Is there a way of finding how much storage will be required for a table based on Symbol tables and bit-stuffed tables for a table?

3 Replies
swuehl
MVP
MVP

You can export the memory statistics from Settings - Document properties - General tab.

Your field shows 6 distinct values, so you would need 3 bits for the pointer.

jblomqvist
Specialist
Specialist
Author

Hi Swuehl,

Thank you for this.

So if I had 10 distinct values I would need 5 bits? Does it mean that if I have X number of unique values, if I divide by 2 it gives me the number of bits I need for a pointer?
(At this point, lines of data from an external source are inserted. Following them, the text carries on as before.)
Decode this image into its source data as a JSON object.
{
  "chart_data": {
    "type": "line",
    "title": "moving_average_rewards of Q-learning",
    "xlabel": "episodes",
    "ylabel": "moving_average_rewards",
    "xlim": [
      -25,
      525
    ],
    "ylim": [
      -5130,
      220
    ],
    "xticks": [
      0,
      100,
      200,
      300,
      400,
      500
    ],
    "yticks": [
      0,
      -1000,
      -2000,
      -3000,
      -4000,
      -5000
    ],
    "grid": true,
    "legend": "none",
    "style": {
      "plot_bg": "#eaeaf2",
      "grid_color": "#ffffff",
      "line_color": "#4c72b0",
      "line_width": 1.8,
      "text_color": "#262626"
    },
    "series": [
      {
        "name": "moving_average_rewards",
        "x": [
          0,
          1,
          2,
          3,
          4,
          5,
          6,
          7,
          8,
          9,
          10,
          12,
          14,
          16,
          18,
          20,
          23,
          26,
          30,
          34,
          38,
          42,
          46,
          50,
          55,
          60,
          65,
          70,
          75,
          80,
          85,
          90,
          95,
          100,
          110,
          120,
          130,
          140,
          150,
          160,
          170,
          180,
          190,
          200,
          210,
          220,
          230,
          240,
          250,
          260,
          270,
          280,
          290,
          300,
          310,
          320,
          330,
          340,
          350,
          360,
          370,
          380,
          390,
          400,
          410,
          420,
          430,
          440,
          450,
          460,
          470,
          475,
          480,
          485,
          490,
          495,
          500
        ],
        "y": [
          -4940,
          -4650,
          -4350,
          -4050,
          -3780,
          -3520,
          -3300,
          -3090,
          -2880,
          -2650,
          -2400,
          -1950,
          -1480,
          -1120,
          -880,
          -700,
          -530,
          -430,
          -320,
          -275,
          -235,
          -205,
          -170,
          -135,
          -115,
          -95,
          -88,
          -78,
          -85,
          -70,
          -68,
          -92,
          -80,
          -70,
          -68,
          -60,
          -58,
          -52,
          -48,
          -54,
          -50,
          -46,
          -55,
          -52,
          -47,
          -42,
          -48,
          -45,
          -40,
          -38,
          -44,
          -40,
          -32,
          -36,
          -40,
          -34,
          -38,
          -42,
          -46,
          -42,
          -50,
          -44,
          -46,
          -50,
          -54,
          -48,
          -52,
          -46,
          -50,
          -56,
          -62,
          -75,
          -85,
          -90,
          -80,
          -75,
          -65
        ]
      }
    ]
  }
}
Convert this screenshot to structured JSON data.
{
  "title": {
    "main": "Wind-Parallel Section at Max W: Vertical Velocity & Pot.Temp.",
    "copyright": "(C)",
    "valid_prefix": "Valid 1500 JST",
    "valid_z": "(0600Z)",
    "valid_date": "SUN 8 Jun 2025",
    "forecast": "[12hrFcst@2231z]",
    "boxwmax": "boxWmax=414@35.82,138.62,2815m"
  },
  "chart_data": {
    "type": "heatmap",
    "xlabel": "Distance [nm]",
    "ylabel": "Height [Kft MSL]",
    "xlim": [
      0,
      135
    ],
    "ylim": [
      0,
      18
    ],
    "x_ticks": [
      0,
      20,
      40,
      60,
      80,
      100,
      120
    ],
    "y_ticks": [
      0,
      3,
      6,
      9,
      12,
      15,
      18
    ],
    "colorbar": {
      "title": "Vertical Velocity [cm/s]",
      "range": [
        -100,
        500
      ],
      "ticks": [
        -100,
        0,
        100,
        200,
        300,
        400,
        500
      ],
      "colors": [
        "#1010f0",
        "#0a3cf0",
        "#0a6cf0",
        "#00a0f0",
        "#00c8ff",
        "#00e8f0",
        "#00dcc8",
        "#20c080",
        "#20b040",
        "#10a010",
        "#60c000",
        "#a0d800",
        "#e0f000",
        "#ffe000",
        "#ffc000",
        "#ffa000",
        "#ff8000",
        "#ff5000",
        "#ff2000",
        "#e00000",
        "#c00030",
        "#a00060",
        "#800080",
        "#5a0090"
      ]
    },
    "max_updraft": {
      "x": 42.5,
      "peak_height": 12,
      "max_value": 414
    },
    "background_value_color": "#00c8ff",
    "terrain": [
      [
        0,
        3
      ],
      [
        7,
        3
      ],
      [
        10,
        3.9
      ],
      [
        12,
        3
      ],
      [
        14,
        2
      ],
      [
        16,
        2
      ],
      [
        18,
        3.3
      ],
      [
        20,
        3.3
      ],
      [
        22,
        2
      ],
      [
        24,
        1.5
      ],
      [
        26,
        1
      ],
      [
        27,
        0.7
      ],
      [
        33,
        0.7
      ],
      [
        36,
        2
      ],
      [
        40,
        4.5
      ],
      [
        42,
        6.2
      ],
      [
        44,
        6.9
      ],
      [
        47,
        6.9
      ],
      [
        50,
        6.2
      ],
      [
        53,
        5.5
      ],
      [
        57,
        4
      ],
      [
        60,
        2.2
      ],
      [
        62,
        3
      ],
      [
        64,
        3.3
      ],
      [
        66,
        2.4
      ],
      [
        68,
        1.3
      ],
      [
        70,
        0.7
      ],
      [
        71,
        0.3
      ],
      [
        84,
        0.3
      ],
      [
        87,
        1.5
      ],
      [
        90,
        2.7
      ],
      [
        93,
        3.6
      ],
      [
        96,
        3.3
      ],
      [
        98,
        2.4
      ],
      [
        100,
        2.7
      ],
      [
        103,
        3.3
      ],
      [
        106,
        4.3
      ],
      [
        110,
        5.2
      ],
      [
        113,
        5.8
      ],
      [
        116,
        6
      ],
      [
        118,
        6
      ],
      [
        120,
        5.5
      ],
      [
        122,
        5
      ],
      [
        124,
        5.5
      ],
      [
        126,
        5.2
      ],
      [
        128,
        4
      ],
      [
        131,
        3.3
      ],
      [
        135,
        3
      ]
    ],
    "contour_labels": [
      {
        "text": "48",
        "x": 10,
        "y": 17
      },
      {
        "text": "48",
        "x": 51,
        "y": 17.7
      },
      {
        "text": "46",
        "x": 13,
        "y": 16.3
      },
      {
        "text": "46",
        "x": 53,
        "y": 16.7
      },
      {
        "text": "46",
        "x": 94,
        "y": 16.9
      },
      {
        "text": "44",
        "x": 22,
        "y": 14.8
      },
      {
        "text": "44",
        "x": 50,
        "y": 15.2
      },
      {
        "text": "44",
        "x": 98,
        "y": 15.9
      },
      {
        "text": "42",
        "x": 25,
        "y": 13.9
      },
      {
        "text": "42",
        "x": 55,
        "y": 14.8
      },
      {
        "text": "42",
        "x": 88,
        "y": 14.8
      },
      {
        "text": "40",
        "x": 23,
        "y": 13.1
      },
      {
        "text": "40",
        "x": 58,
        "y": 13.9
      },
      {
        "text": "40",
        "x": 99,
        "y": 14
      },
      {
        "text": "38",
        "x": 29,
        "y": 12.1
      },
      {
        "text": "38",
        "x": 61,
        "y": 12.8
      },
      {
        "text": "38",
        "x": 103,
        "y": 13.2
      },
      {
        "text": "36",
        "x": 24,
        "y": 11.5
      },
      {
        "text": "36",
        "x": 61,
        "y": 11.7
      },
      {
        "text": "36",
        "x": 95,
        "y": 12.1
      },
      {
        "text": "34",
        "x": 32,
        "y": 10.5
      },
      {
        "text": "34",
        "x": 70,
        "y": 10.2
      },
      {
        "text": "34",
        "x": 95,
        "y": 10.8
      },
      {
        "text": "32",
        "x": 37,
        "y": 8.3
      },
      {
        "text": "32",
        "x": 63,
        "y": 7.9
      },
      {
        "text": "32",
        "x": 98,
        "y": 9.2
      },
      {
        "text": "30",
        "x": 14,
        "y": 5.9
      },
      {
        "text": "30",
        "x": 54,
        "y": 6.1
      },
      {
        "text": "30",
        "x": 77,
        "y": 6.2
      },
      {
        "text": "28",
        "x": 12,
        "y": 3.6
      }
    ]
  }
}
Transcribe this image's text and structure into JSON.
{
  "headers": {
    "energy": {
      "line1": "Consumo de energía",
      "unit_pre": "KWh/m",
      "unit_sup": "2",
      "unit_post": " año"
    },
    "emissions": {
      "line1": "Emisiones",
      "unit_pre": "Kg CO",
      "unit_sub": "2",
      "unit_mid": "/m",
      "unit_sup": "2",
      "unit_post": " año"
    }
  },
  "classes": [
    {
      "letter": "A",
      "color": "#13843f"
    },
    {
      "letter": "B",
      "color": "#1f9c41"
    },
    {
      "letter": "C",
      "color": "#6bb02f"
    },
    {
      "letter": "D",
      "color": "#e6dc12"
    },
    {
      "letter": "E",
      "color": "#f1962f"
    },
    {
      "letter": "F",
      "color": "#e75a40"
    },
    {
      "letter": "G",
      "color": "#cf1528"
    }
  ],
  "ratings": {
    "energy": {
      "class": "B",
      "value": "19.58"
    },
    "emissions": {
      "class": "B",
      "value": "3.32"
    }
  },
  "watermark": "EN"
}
Also what do those numbers in Ponters mean exactly in the below example?

Symbol+tables.png

It is from Henric's blog above. I am not sure how he got 1101 as Pointer for CompanyName for example. Or 100 for ProductName

swuehl
MVP
MVP

I've tried to post some more details, but I am blocked by this awesome forum software to do so.

Binary representation is using power of two. So 3 bits = 8 possible values, one more bit doubles the value range:

4 bits = 16 possible values. And so forth.

So you would need only 4 bits to encode up to 16 distinct values.

I think the images above are kind of misleading when looking at the length of the pointer and the number of visible distinct values. The dots at the bottom should probably denote that many more symbols may follow, but since there are no dots at the top, I wonder why the bit pointer starts with an offset. Maybe it's explained in the blog, I would need to review it. For the amount of values we see, each symbol tables would need 1 bits for the pointers (if zero and one could be used for encoding).